While the rest of my family was swimming or busy with the aforementioned activities, I could generally be found lounging poolside and catching up on some reading, often with a drink in hand. I particularly enjoyed the book A Man Called Ove, and the story of the curmudgeonly old Swede who lived a life of precise routines, always strictly following the rules, and letting logic and order dictate his every move as a way to protect his fragile, broken heart. I could certainly relate to Ove’s character, because I also thrive on order and predictability. I operate on the premise that most things in life should be done in a certain way or not done at all. And I, too, can be quite guarded—perhaps even cold—with my heart. But just like Ove, I am learning to open myself to love and possibility.

With this in mind as I reflect on our vacation, what strikes me most is how it was less about the location and more about just being present to enjoy the time with my family. The luxuriousness of sleeping in every day and awaking to find both kids in our giant bed for a family cuddle-fest. Seeing my daughter take great pride and pleasure learning to do a back flip on the bungee cords. Witnessing, first hand, what social animals my kids are, as they cheerfully interacted with the resort staff (fist-bumping, learning new phrases in Spanish, and faithfully uttering the “polo” echoed response to the drinky-drinky guy’s “Marco”), as well as effortlessly making new friends from all over the world. These are the precious moments I want to remember long after the tan lines have faded.

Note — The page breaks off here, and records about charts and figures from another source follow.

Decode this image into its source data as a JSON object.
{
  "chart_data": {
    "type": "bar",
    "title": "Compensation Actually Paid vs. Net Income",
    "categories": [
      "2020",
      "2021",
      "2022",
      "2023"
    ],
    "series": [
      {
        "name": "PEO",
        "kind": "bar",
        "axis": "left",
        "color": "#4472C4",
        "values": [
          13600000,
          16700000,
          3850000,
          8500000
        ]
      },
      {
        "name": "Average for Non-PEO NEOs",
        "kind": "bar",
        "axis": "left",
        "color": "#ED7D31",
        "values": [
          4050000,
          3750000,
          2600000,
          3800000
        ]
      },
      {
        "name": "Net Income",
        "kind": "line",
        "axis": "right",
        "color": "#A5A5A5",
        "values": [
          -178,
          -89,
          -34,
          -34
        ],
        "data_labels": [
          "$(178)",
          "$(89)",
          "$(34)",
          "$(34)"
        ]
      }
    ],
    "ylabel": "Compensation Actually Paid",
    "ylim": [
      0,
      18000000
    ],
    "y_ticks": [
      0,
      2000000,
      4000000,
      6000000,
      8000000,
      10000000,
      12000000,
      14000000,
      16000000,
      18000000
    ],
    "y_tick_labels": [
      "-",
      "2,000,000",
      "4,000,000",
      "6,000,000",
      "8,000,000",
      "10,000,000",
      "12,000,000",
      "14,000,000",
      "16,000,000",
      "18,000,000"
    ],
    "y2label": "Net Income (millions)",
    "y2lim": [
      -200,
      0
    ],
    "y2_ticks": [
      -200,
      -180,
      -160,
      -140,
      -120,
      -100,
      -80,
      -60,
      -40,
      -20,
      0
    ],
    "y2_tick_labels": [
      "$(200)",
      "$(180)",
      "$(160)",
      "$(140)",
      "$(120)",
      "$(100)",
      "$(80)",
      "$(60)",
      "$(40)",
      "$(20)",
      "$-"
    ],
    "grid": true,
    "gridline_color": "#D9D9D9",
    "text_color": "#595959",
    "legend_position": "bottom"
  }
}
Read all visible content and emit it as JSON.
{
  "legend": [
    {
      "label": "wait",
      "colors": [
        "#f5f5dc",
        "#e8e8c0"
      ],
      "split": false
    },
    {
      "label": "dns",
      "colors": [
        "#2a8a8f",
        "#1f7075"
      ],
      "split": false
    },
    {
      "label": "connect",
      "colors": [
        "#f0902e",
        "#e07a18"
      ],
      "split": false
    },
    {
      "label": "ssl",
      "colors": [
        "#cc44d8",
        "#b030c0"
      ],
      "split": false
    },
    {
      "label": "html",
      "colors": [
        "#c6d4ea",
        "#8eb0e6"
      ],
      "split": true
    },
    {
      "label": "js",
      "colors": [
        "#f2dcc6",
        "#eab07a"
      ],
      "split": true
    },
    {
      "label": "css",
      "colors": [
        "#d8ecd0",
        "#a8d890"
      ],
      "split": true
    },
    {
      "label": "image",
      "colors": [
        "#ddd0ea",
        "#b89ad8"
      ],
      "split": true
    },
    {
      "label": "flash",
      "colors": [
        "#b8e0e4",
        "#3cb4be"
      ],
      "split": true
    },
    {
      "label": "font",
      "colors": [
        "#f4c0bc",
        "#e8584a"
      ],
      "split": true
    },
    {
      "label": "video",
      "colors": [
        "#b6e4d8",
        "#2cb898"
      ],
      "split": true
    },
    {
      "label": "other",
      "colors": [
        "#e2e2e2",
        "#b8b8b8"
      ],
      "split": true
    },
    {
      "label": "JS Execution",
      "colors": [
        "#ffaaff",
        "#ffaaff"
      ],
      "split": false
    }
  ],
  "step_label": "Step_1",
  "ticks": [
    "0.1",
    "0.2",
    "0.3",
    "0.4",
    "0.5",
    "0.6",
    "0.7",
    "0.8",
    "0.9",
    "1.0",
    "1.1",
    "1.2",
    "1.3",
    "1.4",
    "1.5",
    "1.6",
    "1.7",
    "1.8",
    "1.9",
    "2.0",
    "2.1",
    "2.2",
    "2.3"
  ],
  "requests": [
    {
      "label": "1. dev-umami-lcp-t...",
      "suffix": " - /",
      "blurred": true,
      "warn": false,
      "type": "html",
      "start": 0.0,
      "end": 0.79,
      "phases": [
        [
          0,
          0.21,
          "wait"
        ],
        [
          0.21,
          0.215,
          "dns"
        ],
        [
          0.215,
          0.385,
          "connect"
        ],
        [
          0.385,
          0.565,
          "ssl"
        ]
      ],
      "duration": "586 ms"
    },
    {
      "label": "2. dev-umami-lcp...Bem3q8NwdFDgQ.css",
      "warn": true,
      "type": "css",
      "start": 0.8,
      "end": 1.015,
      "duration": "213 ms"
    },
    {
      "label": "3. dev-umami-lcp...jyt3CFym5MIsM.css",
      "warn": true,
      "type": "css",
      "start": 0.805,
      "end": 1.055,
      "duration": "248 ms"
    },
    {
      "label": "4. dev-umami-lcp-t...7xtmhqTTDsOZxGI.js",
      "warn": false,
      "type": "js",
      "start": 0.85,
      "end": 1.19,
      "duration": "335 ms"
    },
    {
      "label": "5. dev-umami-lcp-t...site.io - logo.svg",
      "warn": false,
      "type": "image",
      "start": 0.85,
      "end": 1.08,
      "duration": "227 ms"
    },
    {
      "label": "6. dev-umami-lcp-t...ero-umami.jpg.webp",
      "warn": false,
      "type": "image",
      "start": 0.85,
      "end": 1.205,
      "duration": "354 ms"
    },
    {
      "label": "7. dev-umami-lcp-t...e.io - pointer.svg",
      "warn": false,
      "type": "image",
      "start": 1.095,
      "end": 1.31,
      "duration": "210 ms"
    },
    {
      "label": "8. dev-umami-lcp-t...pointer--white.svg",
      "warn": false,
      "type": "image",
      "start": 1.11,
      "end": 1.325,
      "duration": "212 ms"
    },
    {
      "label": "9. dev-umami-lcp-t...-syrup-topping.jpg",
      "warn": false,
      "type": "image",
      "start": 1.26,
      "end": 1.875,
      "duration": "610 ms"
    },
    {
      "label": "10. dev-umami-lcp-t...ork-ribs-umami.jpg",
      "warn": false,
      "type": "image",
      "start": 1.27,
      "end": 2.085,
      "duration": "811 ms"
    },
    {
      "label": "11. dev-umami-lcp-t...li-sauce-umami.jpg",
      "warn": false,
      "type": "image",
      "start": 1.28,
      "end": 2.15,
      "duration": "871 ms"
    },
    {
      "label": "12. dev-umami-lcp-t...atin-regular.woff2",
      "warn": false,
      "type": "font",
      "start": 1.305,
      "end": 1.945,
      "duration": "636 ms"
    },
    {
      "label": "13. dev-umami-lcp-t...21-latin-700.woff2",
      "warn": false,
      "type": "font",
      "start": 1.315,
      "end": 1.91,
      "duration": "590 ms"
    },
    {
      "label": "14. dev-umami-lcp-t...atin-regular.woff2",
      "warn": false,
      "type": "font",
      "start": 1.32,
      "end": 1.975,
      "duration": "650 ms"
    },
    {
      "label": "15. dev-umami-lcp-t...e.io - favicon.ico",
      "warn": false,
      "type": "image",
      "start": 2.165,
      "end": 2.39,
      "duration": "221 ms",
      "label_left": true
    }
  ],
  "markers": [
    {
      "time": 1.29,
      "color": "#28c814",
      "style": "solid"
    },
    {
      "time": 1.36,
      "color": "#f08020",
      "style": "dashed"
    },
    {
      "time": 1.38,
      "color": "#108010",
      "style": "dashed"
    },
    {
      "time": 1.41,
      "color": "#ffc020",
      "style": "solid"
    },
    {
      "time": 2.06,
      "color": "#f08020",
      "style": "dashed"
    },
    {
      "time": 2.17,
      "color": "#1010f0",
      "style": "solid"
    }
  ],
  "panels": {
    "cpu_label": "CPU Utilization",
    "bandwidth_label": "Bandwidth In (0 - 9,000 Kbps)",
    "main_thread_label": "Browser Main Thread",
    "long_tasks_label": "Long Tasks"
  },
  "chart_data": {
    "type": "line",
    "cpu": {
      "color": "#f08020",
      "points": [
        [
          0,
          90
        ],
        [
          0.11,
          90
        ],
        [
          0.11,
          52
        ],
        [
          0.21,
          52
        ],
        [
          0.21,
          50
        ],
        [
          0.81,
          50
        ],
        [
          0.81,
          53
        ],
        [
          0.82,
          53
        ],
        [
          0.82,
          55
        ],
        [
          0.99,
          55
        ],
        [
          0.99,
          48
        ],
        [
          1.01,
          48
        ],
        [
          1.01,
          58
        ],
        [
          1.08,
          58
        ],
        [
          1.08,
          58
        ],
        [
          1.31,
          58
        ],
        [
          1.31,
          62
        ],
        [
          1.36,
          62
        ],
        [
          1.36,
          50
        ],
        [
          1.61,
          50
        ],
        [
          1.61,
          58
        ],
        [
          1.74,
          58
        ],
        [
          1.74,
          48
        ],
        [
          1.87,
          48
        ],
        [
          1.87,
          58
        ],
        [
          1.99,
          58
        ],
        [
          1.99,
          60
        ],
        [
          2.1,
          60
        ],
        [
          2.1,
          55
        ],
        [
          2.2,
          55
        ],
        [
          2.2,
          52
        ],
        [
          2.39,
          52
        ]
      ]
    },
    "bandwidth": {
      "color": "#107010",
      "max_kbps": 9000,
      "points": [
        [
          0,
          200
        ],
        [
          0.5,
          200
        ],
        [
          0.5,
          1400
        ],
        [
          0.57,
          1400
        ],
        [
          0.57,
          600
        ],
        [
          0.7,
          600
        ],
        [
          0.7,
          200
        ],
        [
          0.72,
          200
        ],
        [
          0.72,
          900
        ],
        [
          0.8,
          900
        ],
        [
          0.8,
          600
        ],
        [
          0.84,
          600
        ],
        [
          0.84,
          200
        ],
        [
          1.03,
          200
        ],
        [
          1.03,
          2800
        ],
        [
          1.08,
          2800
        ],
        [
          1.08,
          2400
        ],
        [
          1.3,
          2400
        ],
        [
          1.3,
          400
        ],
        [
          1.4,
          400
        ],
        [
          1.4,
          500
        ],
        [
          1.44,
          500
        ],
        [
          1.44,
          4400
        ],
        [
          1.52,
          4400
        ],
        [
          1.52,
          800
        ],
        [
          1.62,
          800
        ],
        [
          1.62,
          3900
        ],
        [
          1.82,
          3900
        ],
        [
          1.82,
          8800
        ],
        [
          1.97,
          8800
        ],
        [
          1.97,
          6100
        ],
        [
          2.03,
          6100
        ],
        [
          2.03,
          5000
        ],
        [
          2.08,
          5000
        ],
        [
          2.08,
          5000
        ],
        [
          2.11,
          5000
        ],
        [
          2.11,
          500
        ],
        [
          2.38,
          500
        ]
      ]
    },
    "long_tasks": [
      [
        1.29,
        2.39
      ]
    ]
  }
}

As part of my regular daily meditation practice that I continued faithfully during our vacation, I was reminded about how we have the power to create our reality through our own conscious awareness, and that what we choose to focus on expands. For this trip and beyond, I am making a conscious effort to shift my focus to noticing and appreciating the good in people. We had a fantastic vacation experience, and this was thanks in large part to the marvelous resort staff who took such great pleasure in ensuring our comfort and happiness. We were also very fortunate to meet many wonderful people from all over Canada and the US. To Ed and Lori, the lovely couple from outside of Toronto who will make the most amazing grandparents: despite our thanks, you may never know how much your kindness meant as you shared some of your vacation time with us, having fun with our kids at the beach and around the pool, and giving them each a token gift from the Dominican market. These seemingly simple connections with people from as near as Calgary and as far away as Brazil warmed my heart in a way I never thought possible.

It’s a curious thing for me to explain, but I feel as though a bit of magic happened when I dipped my toes into the sparkling blue-green water in Punta Cana. The tide came in, and when it rolled back out like the complementary exhale to my inhaled breath, my feet sank a little deeper into the ground as the sand that was taken back out to sea took a bit of my troubles with it. As I filled my lungs with the salty, tropical air, I had clarity in my otherwise busy mind—even if just for a moment. The only thing that mattered was the certainty of my breath. And somehow I was left knowing it was all part of nature’s miraculous give and take, the process of renewal—creating space in my heart for more love, and within my soul for greater peace.

I am grateful and forever changed for having had the opportunity to meet such wonderful people and to know Punta Cana’s beauty.